Ceux de Corneauduc

Nonante-quatrième épisode

Chapitre XIX

Le Duc n’a pu partir en guerre que pour unique raison : l’honneur qui lui pendouille à l’entrejambe. Mis à part la chasse, c’est là son unique préoccupation. Camilla Clotilda se souvient non sans effroi de leur présentation, alors qu’il avait chevauché depuis Minnetoy-Corbières pour demander sa main, bourses pleines d’écus tintants aux flancs d’un cheval épuisé. Son précepteur l’avait prévenu des tristes arriérations qui frappaient encore bien des bourgades reculées du Royaume de France, aussi s’attendait-elle à ce qu’il fut discourtois, peu cultivé. Mais son mépris de l’art, sa façon de poser manteau sur le bras d’un Apollon de marbre, son art de se moucher verdâtre en serviette brodée, dépassait tout ce à quoi elle s’attendait. À la tablée, le Duc parlait de chevreuils et de marcassins à la cantonade, riait de la tenue de femelle du ménestrel qu’on avait fait mandé à Florence et qui jouait, pour le plus grand ravissement des assemblées, de vieux chants courtois revisités à la lueur de la raison. La guerre et la politique n’inspiraient guère plus Freuguel-Meuzard-Childéric de Minnetoy-Corbières, qui n’aimait rien tant que sentir la soupe grasse lui dégouliner sur la barbe au coin de l’âtre en collant sa main aux fessiers charnus des soubrettes égrillardes. Non, le Duc n’avait pas l’âme d’un conquérant. Il détestait campements et vents froids et maniait l’épée comme un ivrogne manchot.

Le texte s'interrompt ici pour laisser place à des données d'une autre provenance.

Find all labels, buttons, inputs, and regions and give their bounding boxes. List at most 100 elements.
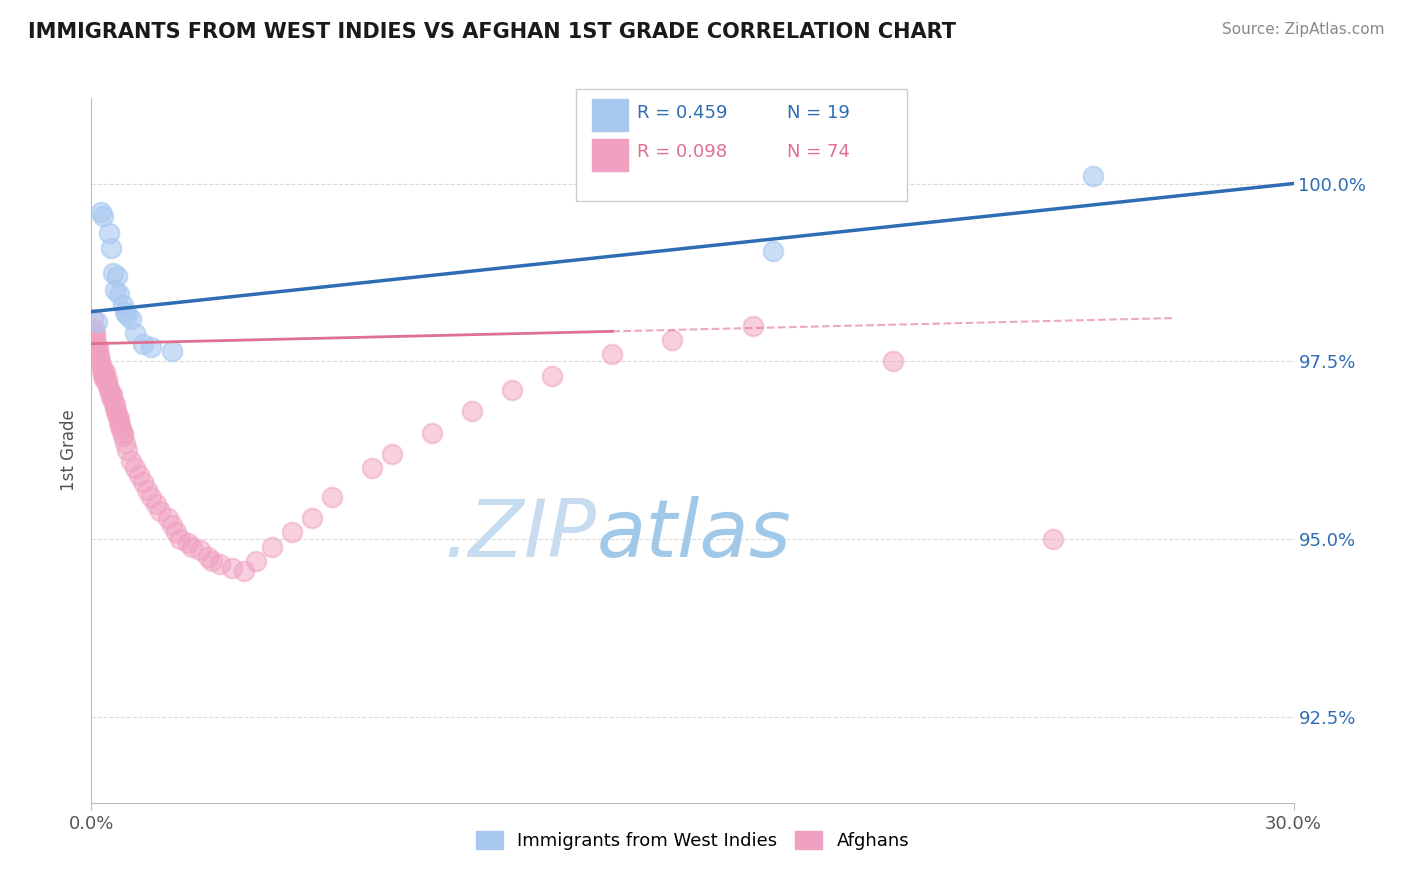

Elle pourrait réfléchir mille ans encore, il n’existe point d’autres préoccupations en cœur de son époux que son vit et ses chasses. S’il a prit le chemin de la guerre, c’est avec le courroux du cocu ! Comment sait-il et que sait-il ? Camilla Clotilda tremble à l’idée de paraître devant lui. Elle est maîtresse à l’art de la comédie. Elle l’a souvent prouvé à la couche, lorsqu’elle parvenait à calmer les ardeurs d’un époux qui semblait prêt à se frotter aux poutres en se moquant des esquilles tant le bas ventre le grattait jusqu’à l’âme. Que faire et comment paraître devant lui ? Si seulement sa blessure avait été fatale... Camilla Clotilda tourne en chambre, tourmentée, indécise quant à conduite à tenir, lorsque son regard se pose sur la décoction que Hilda Van der Klötten lui avait administrée hier pour que cesse ses souffrances, pour qu’elle dorme au plus vite. Qu’avait donc dit la tenancière ? Camilla Clotilda fronce les sourcils, parfaitement éveillée à présent.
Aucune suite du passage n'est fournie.